Covid-19 handling, health system and independence heat up TV3 Catalan election debate

Opposition blasts Catalan and Spanish government parties as far-right Vox's arguments spark outrage

Photo of all nine candidates taking part in the TV3 Catalan election debate on February 9, 2021 (by TV3)
Photo of all nine candidates taking part in the TV3 Catalan election debate on February 9, 2021 (by TV3) / Guifré Jordan

Guifré Jordan | Barcelona

February 10, 2021 01:24 AM

An unprecedented debate with nine Catalan presidency bidders in unprecedented circumstances, amid the third wave of Covid-19 took place on TV3 public broadcaster on Tuesday to help undecided voters ahead of the February 14 election.

And precedentedly, the discussion was very heated and whether it helped clarify remains up in the air.

The management of the Covid-19 crisis by those parties in the Catalan and Spanish governments, the measures to boost the economy and the public health system contributed to a spirited debate, as well as the independence issue and the arguments of far-right Vox party.

Socialist candidate target of criticism

Several parties targeted the Socialist candidate, Salvador Illa, for his role as Spanish health minister and for the management of the pandemic by Madrid.

The political forces forming the Catalan executive, and especially Esquerra, the junior partner, were also the target of some attacks.

Parties partly sharing ideology had some rows, such as Vox, People's Party and Ciudadanos in the unionist right wing, PDeCAT and JxCat in the center-right pro-independence field and CUP, Esquerra and Catalunya en Comú in the left-wing pro-referendum camp.

Managing Covid-19 and social policies

As for the way forward in the pandemic, Illa said that "70% of residents will be vaccinated in summer" – which prompted the People's Party frontrunner, Alejandro Fernández, accusing the former Spanish health minister of having "no credibility."

Meanwhile Junts per Catalunya's candidate, Laura Borràs, representing the main government party, expressed that "the managing of the health system must change" – their junior partners, Esquerra, is in charge of the health department.

Borràs announced that the current public health secretary, Josep Maria Argimon, would become minister if they lead the new government.

For anti-austerity Catalunya en Comú – Podem, "Catalonia has a problem with its health model, where what is public and private is mixed up."

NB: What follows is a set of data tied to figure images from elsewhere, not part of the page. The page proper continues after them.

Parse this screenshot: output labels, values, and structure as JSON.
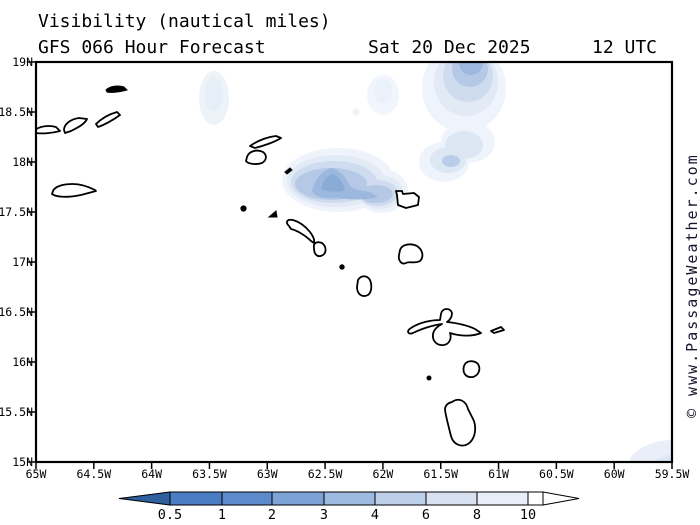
{
  "header": {
    "title": "Visibility (nautical miles)",
    "model_line": "GFS 066 Hour Forecast",
    "valid_date": "Sat 20 Dec 2025",
    "valid_time": "12 UTC"
  },
  "watermark": {
    "text": "© www.PassageWeather.com"
  },
  "axes": {
    "lat_labels": [
      "19N",
      "18.5N",
      "18N",
      "17.5N",
      "17N",
      "16.5N",
      "16N",
      "15.5N",
      "15N"
    ],
    "lon_labels": [
      "65W",
      "64.5W",
      "64W",
      "63.5W",
      "63W",
      "62.5W",
      "62W",
      "61.5W",
      "61W",
      "60.5W",
      "60W",
      "59.5W"
    ]
  },
  "colorbar": {
    "unit": "nautical miles",
    "labels": [
      "0.5",
      "1",
      "2",
      "3",
      "4",
      "6",
      "8",
      "10"
    ],
    "segment_colors": [
      "#4a7dc3",
      "#5d8aca",
      "#7da2d5",
      "#9dbae1",
      "#bccfe9",
      "#d8e1f2",
      "#e9eef8",
      "#ffffff"
    ],
    "underflow_color": "#2e5f9f",
    "overflow_color": "#ffffff"
  },
  "chart_data": {
    "type": "heatmap",
    "title": "Visibility (nautical miles)",
    "model": "GFS",
    "forecast_hour": 66,
    "valid": "Sat 20 Dec 2025 12 UTC",
    "lon_range_deg_west": [
      65,
      59.5
    ],
    "lat_range_deg_north": [
      15,
      19
    ],
    "scale_values_nm": [
      0.5,
      1,
      2,
      3,
      4,
      6,
      8,
      10
    ],
    "shading_note": "darker blue = lower visibility; white = 10+ nm",
    "reduced_visibility_areas": [
      {
        "center": "62.4W 17.8N",
        "approx_min_nm": 3
      },
      {
        "center": "61.3W 18.9N",
        "approx_min_nm": 4
      },
      {
        "center": "61.4W 18.1N",
        "approx_min_nm": 4
      },
      {
        "center": "63.5W 18.6N",
        "approx_min_nm": 8
      },
      {
        "center": "62.0W 18.7N",
        "approx_min_nm": 10
      },
      {
        "center": "59.5W 15.0N",
        "approx_min_nm": 8
      }
    ]
  }
}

Something shared by far-left CUP's frontrunner, Dolors Sabater, who suggested a fully public health system and the establishment of a public pharma – as for social policies, she proposed a universal basic income through a tax reform – yet, asked by ERC's Pere Aragonès, she failed to develop on such a reform.

Far-right Vox sparks outrage

For far-right Vox's presidential hopeful, Ignacio Garriga, more public money needs to be spent on the pandemic and for that aim, he pledged to shut the Catalan broadcaster TV3 and entities such CNL, promoting Catalan language. "Separatists and the left have been stealing public money from Catalans for decades," he said.

He also requested fewer aids for young unaccompanied migrants, which sparked the outrage of a number of parties. Indeed, the CUP candidate, Dolors Sabater, called on the moderator, Vicent Sanchis, to interrupt Garriga.

Vox's leader also called for pro-independence leaders, such as ERC's Pere Aragonès, to be jailed.

"I am not going to accept these far-right arguments and that you threaten me," he replied.

Independence debate and coalitions

ERC's Aragonès called for a large coalition with all parties supporting "self-determination and the end of Spain's repression" – that is, repeating an alliance with JxCat, but also adding CUP and PDeCAT.

However, center-right PDeCAT candidate, Àngels Chacon, asked Aragonès whether he would accept a government with anti-capitalist CUP, "who defend squatting" – yet, she called for a joint strategy to reach independence and, like Aragonès, prioritizes dialogue with Spain.

As for JxCat's Laura Borràs, she called for reviving the 2017 independence referendum spirit, pushed for a government with ERC and CUP and asked Aragonès whether he will accept the unionist Socialist support.

Neither Aragonès nor Illa looked ready for any deal with each other – and the Socialist prioritized a cabinet with Catalunya en Comú – Podem.

As for the unionist Ciudadanos candidate, Carlos Carrizosa, he called on the pro-independence camp to not use "the people of Catalonia" to talk about themselves because they are only "a part" of the people and called for a unitary unionist bloc.

The People's Party candidate Alejandro Fernández also hopes for unionist parties to prevent a new majority of those supporting a Catalan republic, and he said that during the peak of the independence push, unionists "were treated as foreigners in their land".

Fernández called for post-Franco transition spirit in order to "return to coexistence" in Catalonia.